There’s another story that ought to serve as a lesson here. Iran was one of the few Muslim nations that expressed genuine sympathy for the victims of the 9/11 terrorist attack. They provided the U.S. with maps that proved to accurately identify Taliban positions. And after the Taliban was defeated, they turned over a few hundred al Qaeda fighters who had fled Afghanistan.

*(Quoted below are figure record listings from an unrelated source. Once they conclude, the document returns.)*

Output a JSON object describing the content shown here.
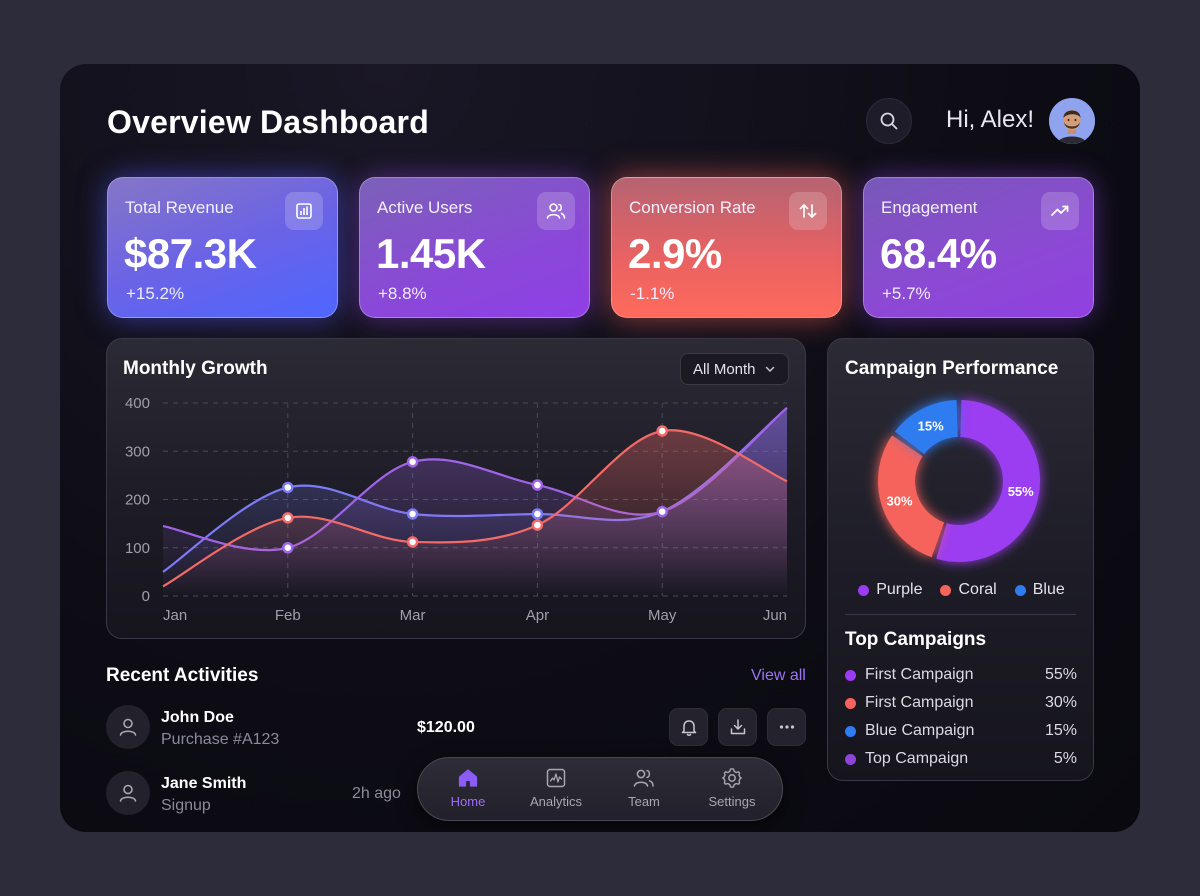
{
  "header": {
    "title": "Overview Dashboard",
    "greeting": "Hi, Alex!",
    "search_icon": "search-icon"
  },
  "kpis": [
    {
      "label": "Total Revenue",
      "value": "$87.3K",
      "delta": "+15.2%",
      "icon": "bar-chart-icon"
    },
    {
      "label": "Active Users",
      "value": "1.45K",
      "delta": "+8.8%",
      "icon": "users-icon"
    },
    {
      "label": "Conversion Rate",
      "value": "2.9%",
      "delta": "-1.1%",
      "icon": "arrows-up-down-icon"
    },
    {
      "label": "Engagement",
      "value": "68.4%",
      "delta": "+5.7%",
      "icon": "trending-up-icon"
    }
  ],
  "growth": {
    "title": "Monthly Growth",
    "filter": "All Month"
  },
  "chart_data": [
    {
      "type": "line",
      "title": "Monthly Growth",
      "x": [
        "Jan",
        "Feb",
        "Mar",
        "Apr",
        "May",
        "Jun"
      ],
      "ylim": [
        0,
        400
      ],
      "yticks": [
        0,
        100,
        200,
        300,
        400
      ],
      "grid": true,
      "series": [
        {
          "color": "#7b7cf7",
          "values": [
            50,
            225,
            170,
            170,
            175,
            390
          ],
          "marker_values": [
            225,
            170
          ]
        },
        {
          "color": "#a064e8",
          "values": [
            145,
            100,
            278,
            230,
            175,
            390
          ],
          "marker_values": [
            100,
            278,
            230,
            175
          ]
        },
        {
          "color": "#f46a68",
          "values": [
            20,
            162,
            112,
            147,
            342,
            238
          ],
          "marker_values": [
            162,
            112,
            147,
            342
          ]
        }
      ]
    },
    {
      "type": "pie",
      "title": "Campaign Performance",
      "categories": [
        "Purple",
        "Coral",
        "Blue"
      ],
      "values": [
        55,
        30,
        15
      ],
      "labels": [
        "55%",
        "30%",
        "15%"
      ],
      "colors": [
        "#9b3cf0",
        "#f5645c",
        "#2d7cf0"
      ]
    }
  ],
  "campaign": {
    "title": "Campaign Performance",
    "legend": [
      {
        "label": "Purple",
        "color": "#9b3cf0"
      },
      {
        "label": "Coral",
        "color": "#f5645c"
      },
      {
        "label": "Blue",
        "color": "#2d7cf0"
      }
    ],
    "top_title": "Top Campaigns",
    "top": [
      {
        "name": "First Campaign",
        "value": "55%",
        "color": "#9b3cf0"
      },
      {
        "name": "First Campaign",
        "value": "30%",
        "color": "#f5645c"
      },
      {
        "name": "Blue Campaign",
        "value": "15%",
        "color": "#2d7cf0"
      },
      {
        "name": "Top Campaign",
        "value": "5%",
        "color": "#8e44d8"
      }
    ]
  },
  "activities": {
    "title": "Recent Activities",
    "view_all": "View all",
    "items": [
      {
        "name": "John Doe",
        "sub": "Purchase #A123",
        "amount": "$120.00"
      },
      {
        "name": "Jane Smith",
        "sub": "Signup",
        "time": "2h ago"
      }
    ]
  },
  "nav": {
    "items": [
      {
        "label": "Home",
        "icon": "home-icon",
        "active": true
      },
      {
        "label": "Analytics",
        "icon": "analytics-icon"
      },
      {
        "label": "Team",
        "icon": "team-icon"
      },
      {
        "label": "Settings",
        "icon": "gear-icon"
      }
    ]
  }
}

Those diplomatic talks ended after the U.S. invaded Iraq in 2003. But according to Ryan Crocker, the former U.S. Ambassador who served under four presidents and participated in the effort, “the heart went out of the negotiations” in February 2002. That’s when President George W. Bush publicly declared that Iran, Iraq, North Korea, and “their terrorist allies constitute an axis of evil.”

This time the betrayal of trust came in May 2018 when Trump, acting without support of America’s allies who were partners in the nuclear deal, withdrew from it. He imposed three rounds of new sanctions on Iran. They responded to the last of those in May by declaring plans to increase uranium production. And they’ve engaged in numerous provocations in the Persian Gulf.

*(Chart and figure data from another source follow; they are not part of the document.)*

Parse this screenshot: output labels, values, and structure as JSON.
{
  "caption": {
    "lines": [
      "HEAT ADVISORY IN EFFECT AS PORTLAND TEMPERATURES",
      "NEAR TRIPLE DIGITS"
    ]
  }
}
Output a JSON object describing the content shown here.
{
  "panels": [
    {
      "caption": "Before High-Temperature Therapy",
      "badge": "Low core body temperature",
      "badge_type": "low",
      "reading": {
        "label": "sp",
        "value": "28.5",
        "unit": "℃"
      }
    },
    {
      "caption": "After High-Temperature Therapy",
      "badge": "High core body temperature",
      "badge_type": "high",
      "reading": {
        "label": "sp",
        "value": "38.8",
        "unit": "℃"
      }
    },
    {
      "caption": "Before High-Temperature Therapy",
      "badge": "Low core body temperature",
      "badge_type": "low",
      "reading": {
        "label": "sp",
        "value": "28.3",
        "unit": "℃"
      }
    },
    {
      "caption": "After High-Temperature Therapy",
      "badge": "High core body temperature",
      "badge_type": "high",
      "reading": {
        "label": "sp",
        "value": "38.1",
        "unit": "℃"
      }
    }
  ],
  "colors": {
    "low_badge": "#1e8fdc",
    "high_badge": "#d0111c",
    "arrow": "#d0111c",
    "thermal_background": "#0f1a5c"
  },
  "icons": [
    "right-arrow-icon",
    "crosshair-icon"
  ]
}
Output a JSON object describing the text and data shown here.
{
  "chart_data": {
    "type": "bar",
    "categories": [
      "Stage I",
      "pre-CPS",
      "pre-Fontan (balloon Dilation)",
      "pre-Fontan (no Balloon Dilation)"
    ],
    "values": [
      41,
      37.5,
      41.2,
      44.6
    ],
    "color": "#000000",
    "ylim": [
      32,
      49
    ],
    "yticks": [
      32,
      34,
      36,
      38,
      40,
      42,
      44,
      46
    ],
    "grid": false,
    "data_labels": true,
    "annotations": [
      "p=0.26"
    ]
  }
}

Trump has ordered more sanctions in response to the weekend’s drone attack. Meanwhile, State Mike Pompeo has called it “an act of war.” And at least one of Sullivan’s colleagues thinks additional sanctions isn’t enough.

“Sanctions so far haven’t worked and I doubt they ever will,” Sen. Lindsey Graham, R-South Carolina, told reporters. “So I think an appropriate military response is in order.”

But it’s the constitutional duty of Congress, not cheerleaders like Graham, to commit the nation to war.

Congress, not President Bush, is primarily responsible for what became the Iraq war debacle. It was Congress that failed to prevent Obama from walking into a disastrous military intervention in Libya. And if we wind up in the Middle East war Murphy warned about, it’ll be because Congress allowed two presidents wage a proxy war against Iran.


• Rich Moniak is a Juneau resident and retired civil engineer with more than 25 years of experience working in the public sector. He contributes a weekly “My Turn” to the Juneau Empire. My Turns and Letters to the Editor represent the view of the author, not the view of the Juneau Empire.